An antitrust lawsuit against Google LLC has been filed under US federal and state antitrust laws and deceptive trade practices laws.

Further reading:

Google throttled non-AMP page speeds, created format to hamper header bidding, antitrust complaint claims (Searchengineland)

Publishers Move to Abandon Google-Supported Mobile Web Initiative (The Washington Post)



Participating in the AMP Project

With Metro Publisher, we make it easy for you to participate with AMP. You simply have to go "opt-in" to AMP and our system will generate an alternate set of HTML pages that comply with AMP's specifications.

Below are the basic steps to set up AMP for your Metro Publisher website. For any questions about AMP, please refer to Google's documentation.

1. Activating AMP

2. Adding your logo to AMP pages

3. Customizing the design of AMP Pages

4. Previewing AMP pages

5. Ads with AMP


Activating AMP

To get started, you need to activate AMP for your Metro Publisher site.


 Log in to Metro Publisher as an Admin:

  1. Go to Settings > 3rd Party
  2. Then, from the pulldown on the upper left, select ALL
  3. Then scroll over to the right and click Google AMP
  4. Check the box that says Activate AMP

Once you've done that, Metro Publisher will automatically generate alternate HTML for all your content. Google will be able to see these alternate pages and provide that HTML to its mobile users on Google search results pages.



Adding your logo to your AMP pages

After you've activated AMP for your Metro Publisher website, you will want to add a logo for your AMP pages.

Log in to Metro Publisher as an Admin:

  1. Go to Design > Edit Current Design
  2. From the edit palette, click Logos and Colors > Other Logos.
  3. In the pop-up, you'll see an option for an "AMP Logo." Click that and add your logo.

Google image requirements

  • Files must be raster, such as .jpg, .png, or .gif (do not use vector files such as .svg).

  • The logo should be a rectangle, not a square.
  • The logo should fit in a 600x60px rectangle, and either be exactly 60px high (preferred), or exactly 600px wide. For example, 450x45px would not be acceptable, even though it fits in the 600x60px rectangle.
  • It is best to make a version of your logo that fits within these dimensions, has a white background, and is legible at that size.
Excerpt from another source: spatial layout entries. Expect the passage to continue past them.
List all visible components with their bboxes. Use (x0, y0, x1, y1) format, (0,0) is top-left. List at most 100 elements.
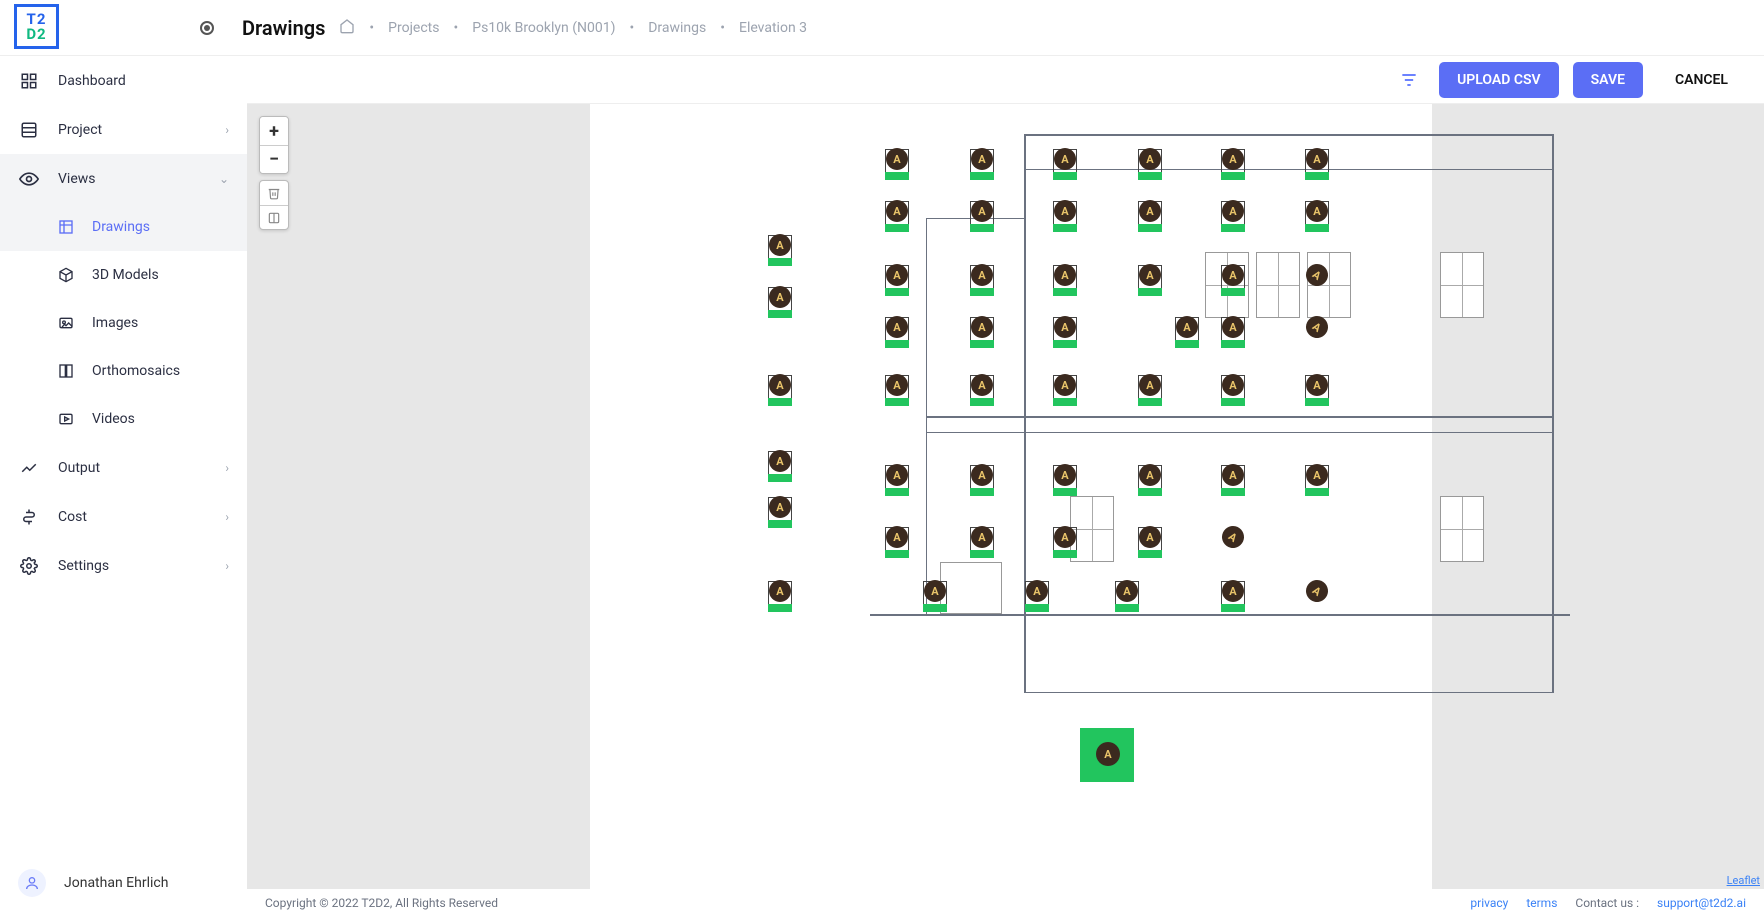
breadcrumb-item[interactable]: Drawings (648, 20, 706, 36)
map-marker[interactable] (1050, 462, 1080, 496)
map-marker[interactable] (1218, 462, 1248, 496)
map-marker[interactable] (1172, 314, 1202, 348)
drawing-map[interactable] (590, 104, 1432, 889)
user-row[interactable]: Jonathan Ehrlich (0, 859, 247, 907)
zoom-in-button[interactable]: + (260, 117, 288, 145)
map-marker[interactable] (920, 578, 950, 612)
map-marker[interactable] (1218, 524, 1248, 558)
map-marker[interactable] (1050, 146, 1080, 180)
map-marker[interactable] (1218, 372, 1248, 406)
sidebar-sub-videos[interactable]: Videos (0, 395, 247, 443)
breadcrumb-item[interactable]: Projects (388, 20, 439, 36)
map-marker[interactable] (1135, 524, 1165, 558)
sidebar-sub-drawings[interactable]: Drawings (0, 203, 247, 251)
map-marker[interactable] (967, 462, 997, 496)
trash-icon[interactable] (260, 181, 288, 205)
sidebar-item-label: Images (92, 315, 138, 331)
sidebar-item-project[interactable]: Project › (0, 105, 247, 154)
map-marker[interactable] (882, 372, 912, 406)
map-marker[interactable] (1218, 314, 1248, 348)
map-marker[interactable] (1050, 198, 1080, 232)
map-marker[interactable] (1050, 524, 1080, 558)
target-icon[interactable] (200, 21, 214, 35)
map-marker[interactable] (765, 494, 795, 528)
sidebar-item-dashboard[interactable]: Dashboard (0, 56, 247, 105)
save-button[interactable]: SAVE (1573, 62, 1643, 98)
map-marker[interactable] (1302, 262, 1332, 296)
zoom-control: + − (259, 116, 289, 174)
map-marker[interactable] (1022, 578, 1052, 612)
sidebar-item-settings[interactable]: Settings › (0, 541, 247, 590)
breadcrumb-item[interactable]: Elevation 3 (739, 20, 807, 36)
copyright-text: Copyright © 2022 T2D2, All Rights Reserv… (265, 896, 498, 910)
money-icon (18, 508, 40, 526)
privacy-link[interactable]: privacy (1470, 896, 1508, 910)
sidebar-item-label: Settings (58, 558, 109, 574)
chevron-right-icon: › (225, 461, 229, 475)
map-marker[interactable] (1050, 262, 1080, 296)
zoom-out-button[interactable]: − (260, 145, 288, 173)
map-marker[interactable] (1050, 314, 1080, 348)
leaflet-attribution[interactable]: Leaflet (1727, 874, 1760, 887)
chevron-right-icon: › (225, 559, 229, 573)
map-marker[interactable] (967, 198, 997, 232)
map-marker[interactable] (967, 262, 997, 296)
page-title: Drawings (242, 16, 325, 40)
map-tools (259, 180, 289, 230)
map-marker[interactable] (1135, 262, 1165, 296)
layers-icon[interactable] (260, 205, 288, 229)
map-marker[interactable] (882, 198, 912, 232)
sidebar-sub-orthomosaics[interactable]: Orthomosaics (0, 347, 247, 395)
map-marker[interactable] (882, 462, 912, 496)
map-marker[interactable] (1135, 462, 1165, 496)
map-marker[interactable] (765, 448, 795, 482)
filter-icon[interactable] (1393, 64, 1425, 96)
map-marker[interactable] (765, 578, 795, 612)
sidebar-item-label: Cost (58, 509, 87, 525)
map-marker[interactable] (1302, 578, 1332, 612)
sidebar-item-output[interactable]: Output › (0, 443, 247, 492)
map-marker[interactable] (1218, 146, 1248, 180)
map-marker[interactable] (765, 284, 795, 318)
home-icon[interactable] (339, 18, 355, 38)
map-marker[interactable] (967, 146, 997, 180)
sidebar-sub-3dmodels[interactable]: 3D Models (0, 251, 247, 299)
sidebar-item-label: Videos (92, 411, 135, 427)
map-marker[interactable] (1218, 198, 1248, 232)
sidebar-item-cost[interactable]: Cost › (0, 492, 247, 541)
cancel-button[interactable]: CANCEL (1657, 62, 1746, 98)
trend-icon (18, 459, 40, 477)
map-marker[interactable] (967, 524, 997, 558)
canvas: + − Leaflet (247, 104, 1764, 889)
map-marker[interactable] (1050, 372, 1080, 406)
map-marker[interactable] (1112, 578, 1142, 612)
map-marker[interactable] (1302, 462, 1332, 496)
map-marker[interactable] (1302, 146, 1332, 180)
map-marker[interactable] (765, 372, 795, 406)
terms-link[interactable]: terms (1526, 896, 1557, 910)
map-marker[interactable] (1302, 372, 1332, 406)
sidebar-item-label: Drawings (92, 219, 150, 235)
contact-email[interactable]: support@t2d2.ai (1657, 896, 1746, 910)
breadcrumb-item[interactable]: Ps10k Brooklyn (N001) (472, 20, 615, 36)
map-marker[interactable] (967, 372, 997, 406)
map-marker[interactable] (765, 232, 795, 266)
map-marker[interactable] (882, 262, 912, 296)
sidebar-item-views[interactable]: Views ⌄ (0, 154, 247, 203)
map-marker[interactable] (1218, 262, 1248, 296)
map-marker[interactable] (882, 524, 912, 558)
map-marker[interactable] (882, 146, 912, 180)
map-marker[interactable] (1218, 578, 1248, 612)
upload-csv-button[interactable]: UPLOAD CSV (1439, 62, 1559, 98)
map-marker[interactable] (1135, 372, 1165, 406)
map-marker[interactable] (1302, 314, 1332, 348)
logo[interactable]: T2 D2 (14, 4, 59, 49)
map-marker[interactable] (882, 314, 912, 348)
map-marker[interactable] (1135, 146, 1165, 180)
map-marker[interactable] (1135, 198, 1165, 232)
map-marker[interactable] (1080, 728, 1134, 782)
map-marker[interactable] (967, 314, 997, 348)
breadcrumb-sep: • (720, 20, 725, 36)
sidebar-sub-images[interactable]: Images (0, 299, 247, 347)
map-marker[interactable] (1302, 198, 1332, 232)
Re-using the logo from your website header is usually NOT sufficient. 



Customizing the design of AMP pages

In the Design Studio, there is an amp.css file where you can add your own CSS to customize your AMP pages. There is quite a bit that can be done with CSS, but AMP limits CSS file size to 50kb, so keep it straightforward. Here's a resource that outlines what CSS is currently supported by AMP. Particularly interesting here is how to use custom fonts.

If you've got custom fonts w/ @font-face in your screen.css, to use on those same fonts on your amp.css make sure to add /api/design/ to the front of every font file in the URL.
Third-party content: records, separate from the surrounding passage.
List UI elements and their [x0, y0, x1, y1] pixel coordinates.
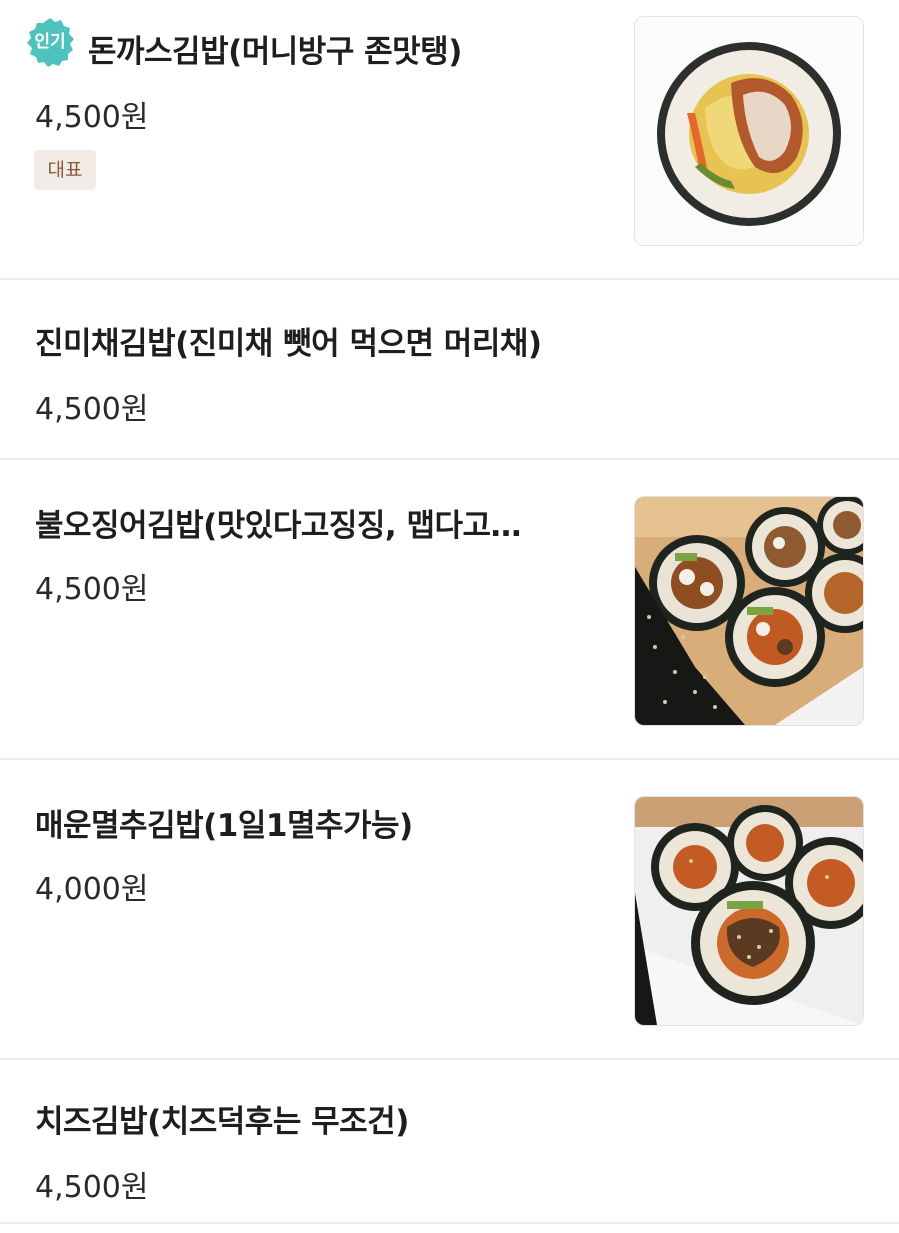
popular-badge-label: 인기	[34, 32, 66, 52]
menu-item-price: 4,000원	[35, 872, 149, 907]
menu-item-squid-kimbap[interactable]: 불오징어김밥(맛있다고징징, 맵다고… 4,500원	[0, 460, 899, 758]
cutlet-kimbap-image	[635, 17, 863, 245]
menu-item-jinmichae-kimbap[interactable]: 진미채김밥(진미채 뺏어 먹으면 머리채) 4,500원	[0, 280, 899, 458]
anchovy-kimbap-image	[635, 797, 863, 1025]
menu-item-price: 4,500원	[35, 1170, 149, 1205]
popular-badge: 인기	[24, 16, 76, 68]
menu-item-anchovy-kimbap[interactable]: 매운멸추김밥(1일1멸추가능) 4,000원	[0, 760, 899, 1058]
menu-item-cheese-kimbap[interactable]: 치즈김밥(치즈덕후는 무조건) 4,500원	[0, 1060, 899, 1222]
menu-item-price: 4,500원	[35, 100, 149, 135]
menu-item-price: 4,500원	[35, 572, 149, 607]
squid-kimbap-image	[635, 497, 863, 725]
menu-item-cutlet-kimbap[interactable]: 인기 돈까스김밥(머니방구 존맛탱) 4,500원 대표	[0, 0, 899, 278]
menu-item-price: 4,500원	[35, 392, 149, 427]
divider	[0, 1222, 899, 1224]
anchovy-kimbap-photo[interactable]	[634, 796, 864, 1026]
menu-item-name: 불오징어김밥(맛있다고징징, 맵다고…	[35, 508, 522, 544]
cutlet-kimbap-photo[interactable]	[634, 16, 864, 246]
squid-kimbap-photo[interactable]	[634, 496, 864, 726]
menu-item-name: 진미채김밥(진미채 뺏어 먹으면 머리채)	[35, 326, 542, 362]
signature-tag: 대표	[34, 150, 96, 190]
menu-item-name: 돈까스김밥(머니방구 존맛탱)	[88, 34, 462, 70]
menu-item-name: 매운멸추김밥(1일1멸추가능)	[35, 808, 413, 844]
menu-item-name: 치즈김밥(치즈덕후는 무조건)	[35, 1104, 409, 1140]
See the example here from screen.css:

@font-face {
font-family: 'Fanwood';
src: url('Fanwood.otf') format('opentype');

Change the URL this way to use the same font in amp.css:

@font-face {
font-family: 'Fanwood';
src: url('/api/design/Fanwood.otf') format('opentype');


Once you've added some CSS, you'll need to save and publish your edits to see them on the live AMP versions of your articles. Keep reading to learn how to preview the AMP version of any published article on your site.

NOTE: If you would like your AMP pages customized to match your design, this can be arranged through our custom support services. We estimate 3-5 hours of billable time. If you are interested, please put in a support ticket to inquire.


Previewing AMP pages

You can preview the AMP page for any article from your mobile phone or desktop.
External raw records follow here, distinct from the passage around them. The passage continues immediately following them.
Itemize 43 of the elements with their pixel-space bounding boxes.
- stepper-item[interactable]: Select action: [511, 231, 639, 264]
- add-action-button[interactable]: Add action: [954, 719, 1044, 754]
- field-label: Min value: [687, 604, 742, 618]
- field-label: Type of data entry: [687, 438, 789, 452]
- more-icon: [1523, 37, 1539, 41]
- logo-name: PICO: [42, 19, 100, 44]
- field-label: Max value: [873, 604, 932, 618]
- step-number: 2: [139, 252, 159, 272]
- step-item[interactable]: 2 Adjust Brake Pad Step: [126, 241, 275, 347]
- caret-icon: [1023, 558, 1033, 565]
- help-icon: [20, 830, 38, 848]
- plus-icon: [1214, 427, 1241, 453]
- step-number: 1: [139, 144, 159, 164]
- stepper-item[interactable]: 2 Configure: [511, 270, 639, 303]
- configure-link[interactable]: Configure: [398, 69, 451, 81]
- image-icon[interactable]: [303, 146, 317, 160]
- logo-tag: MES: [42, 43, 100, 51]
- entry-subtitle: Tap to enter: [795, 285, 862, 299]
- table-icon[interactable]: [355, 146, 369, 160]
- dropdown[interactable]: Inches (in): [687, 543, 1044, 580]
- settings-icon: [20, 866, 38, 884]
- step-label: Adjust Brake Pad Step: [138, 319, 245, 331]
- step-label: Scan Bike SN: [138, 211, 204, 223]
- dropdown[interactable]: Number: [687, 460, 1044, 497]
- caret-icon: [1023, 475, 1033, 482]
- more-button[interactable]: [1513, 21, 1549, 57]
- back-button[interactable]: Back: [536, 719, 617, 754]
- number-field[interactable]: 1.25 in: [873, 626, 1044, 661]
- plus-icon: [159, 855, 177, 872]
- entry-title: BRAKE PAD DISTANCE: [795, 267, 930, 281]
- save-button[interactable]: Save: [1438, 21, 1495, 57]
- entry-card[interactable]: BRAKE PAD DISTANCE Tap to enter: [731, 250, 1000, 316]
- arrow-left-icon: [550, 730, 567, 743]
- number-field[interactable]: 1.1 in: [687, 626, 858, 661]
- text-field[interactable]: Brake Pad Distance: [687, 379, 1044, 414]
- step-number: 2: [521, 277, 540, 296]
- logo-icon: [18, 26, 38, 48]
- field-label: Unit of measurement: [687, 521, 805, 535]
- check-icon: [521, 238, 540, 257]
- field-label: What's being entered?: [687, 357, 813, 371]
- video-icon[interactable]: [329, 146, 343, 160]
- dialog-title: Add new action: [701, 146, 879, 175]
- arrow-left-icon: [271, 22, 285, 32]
To do that, you simply have to add "/api/amp" after your wesbite's domain for any article. For example, if you have an article with this web address (URL):

You can preview the AMP page by adding "/api/amp" like this:



Ads with AMP

Metro Publisher implements AMP on content and the ads get embedded into that content. The AMP ad code is used with the regular Google ad ID.

Only the mp_mpu_right is shown, meaning that if you have AMP activated and have a google_ad_pub_id set, the mpu_right ad will appear in the content.